Liz is right. Not all academic administrative positions, particularly the headship of a department, are desirable in terms of the benefits that usually go with the position vs the short term and long term costs involved in doing the job effectively. However, the experience gained iin such positions is invaluable if some one aspires for higher positions. The icing on the cake is in senior administrative positions.
Well stop complaining that you aren't getting paid enough if you aren't prepared to take on the workload that means you get paid more. I'm sick of hearing that high functioning jobs are paid more because they are 'male'. If a man becomes a nurse, he is paid a nursing salary - if a woman becomes a doctor she is paid a doctor's salary - just because more men become doctors than nurses doesn;t mean that there is hatred and discrimination against women
What is a 'patriarchal winge' - isn't this essentialism too?

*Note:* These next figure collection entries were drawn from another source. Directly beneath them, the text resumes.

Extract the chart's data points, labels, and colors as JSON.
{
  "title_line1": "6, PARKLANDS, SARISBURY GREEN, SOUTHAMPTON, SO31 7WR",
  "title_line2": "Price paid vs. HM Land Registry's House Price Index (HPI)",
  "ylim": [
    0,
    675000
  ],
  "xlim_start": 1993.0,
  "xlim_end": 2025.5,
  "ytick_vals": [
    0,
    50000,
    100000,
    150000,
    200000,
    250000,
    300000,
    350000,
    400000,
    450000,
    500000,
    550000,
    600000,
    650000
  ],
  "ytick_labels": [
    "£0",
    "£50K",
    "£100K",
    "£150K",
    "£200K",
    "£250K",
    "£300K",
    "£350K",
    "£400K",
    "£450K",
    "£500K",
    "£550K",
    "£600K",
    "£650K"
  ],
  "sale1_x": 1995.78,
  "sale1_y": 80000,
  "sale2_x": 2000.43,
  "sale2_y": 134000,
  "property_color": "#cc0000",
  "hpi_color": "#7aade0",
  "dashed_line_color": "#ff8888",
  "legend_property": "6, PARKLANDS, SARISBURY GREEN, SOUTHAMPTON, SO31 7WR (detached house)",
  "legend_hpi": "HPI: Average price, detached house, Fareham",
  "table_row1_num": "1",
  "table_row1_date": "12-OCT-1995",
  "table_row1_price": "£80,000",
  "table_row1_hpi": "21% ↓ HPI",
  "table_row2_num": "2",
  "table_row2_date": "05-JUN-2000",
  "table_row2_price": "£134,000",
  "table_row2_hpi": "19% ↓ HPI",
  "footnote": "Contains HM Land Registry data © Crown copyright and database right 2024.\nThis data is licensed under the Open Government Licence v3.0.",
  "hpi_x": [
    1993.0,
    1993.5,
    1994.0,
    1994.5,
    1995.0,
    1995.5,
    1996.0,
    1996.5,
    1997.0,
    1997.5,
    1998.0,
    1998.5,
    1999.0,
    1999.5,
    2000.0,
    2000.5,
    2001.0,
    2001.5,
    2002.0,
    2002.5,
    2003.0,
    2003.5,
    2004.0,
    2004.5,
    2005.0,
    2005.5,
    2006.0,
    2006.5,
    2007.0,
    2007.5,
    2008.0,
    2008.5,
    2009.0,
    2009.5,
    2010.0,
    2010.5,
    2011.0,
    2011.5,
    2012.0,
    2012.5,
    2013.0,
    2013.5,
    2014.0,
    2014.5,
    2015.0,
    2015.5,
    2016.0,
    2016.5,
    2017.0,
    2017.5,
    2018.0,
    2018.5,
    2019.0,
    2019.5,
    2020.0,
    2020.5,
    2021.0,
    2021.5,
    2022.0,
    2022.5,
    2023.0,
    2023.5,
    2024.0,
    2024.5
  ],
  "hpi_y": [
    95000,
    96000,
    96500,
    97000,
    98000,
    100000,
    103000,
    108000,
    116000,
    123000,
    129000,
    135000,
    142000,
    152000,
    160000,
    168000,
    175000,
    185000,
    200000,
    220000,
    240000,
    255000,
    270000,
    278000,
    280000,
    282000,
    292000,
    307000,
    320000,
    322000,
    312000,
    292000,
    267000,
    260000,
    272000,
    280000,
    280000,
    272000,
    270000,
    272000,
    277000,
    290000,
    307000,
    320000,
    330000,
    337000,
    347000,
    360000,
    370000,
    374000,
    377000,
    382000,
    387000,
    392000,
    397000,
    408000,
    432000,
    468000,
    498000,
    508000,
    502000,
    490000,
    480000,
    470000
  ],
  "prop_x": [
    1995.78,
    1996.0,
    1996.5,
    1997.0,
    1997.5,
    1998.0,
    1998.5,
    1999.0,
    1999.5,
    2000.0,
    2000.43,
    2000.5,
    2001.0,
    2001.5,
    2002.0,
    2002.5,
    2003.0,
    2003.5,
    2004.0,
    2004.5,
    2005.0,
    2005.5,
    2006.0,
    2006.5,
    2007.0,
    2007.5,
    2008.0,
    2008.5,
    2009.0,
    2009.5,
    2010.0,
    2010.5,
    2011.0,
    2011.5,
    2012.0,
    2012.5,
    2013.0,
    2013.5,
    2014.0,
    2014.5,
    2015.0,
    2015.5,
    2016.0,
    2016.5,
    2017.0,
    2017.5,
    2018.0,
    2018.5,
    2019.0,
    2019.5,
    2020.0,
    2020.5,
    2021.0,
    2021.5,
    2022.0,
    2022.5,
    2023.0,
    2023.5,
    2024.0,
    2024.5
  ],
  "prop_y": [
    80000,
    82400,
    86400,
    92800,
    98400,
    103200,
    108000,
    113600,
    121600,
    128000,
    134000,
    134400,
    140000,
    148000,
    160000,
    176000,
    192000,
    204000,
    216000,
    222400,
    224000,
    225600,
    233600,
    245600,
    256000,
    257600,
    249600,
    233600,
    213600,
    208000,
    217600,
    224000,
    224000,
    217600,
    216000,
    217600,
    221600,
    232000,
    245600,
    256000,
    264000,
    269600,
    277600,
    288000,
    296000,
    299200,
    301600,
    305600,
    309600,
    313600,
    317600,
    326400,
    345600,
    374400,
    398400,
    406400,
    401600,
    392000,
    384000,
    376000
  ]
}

"Faculty politics play a huge part in the selection of who gets the job. In other words, a meritocracy." - Can you really be serious, Liz?? I think your definition of meritocracy is at variance to that of most people. What has faculty poitics to do with meritocracy? Meritocracy is where the best candidate gets the job, regardless of politics; and as such, hardly ever happens. If you're going to use irony you can't assume everyone is on your wavelength.
I am fully agree with Melanie..because Female academics is always important. and there is no way to join a high level job without Education.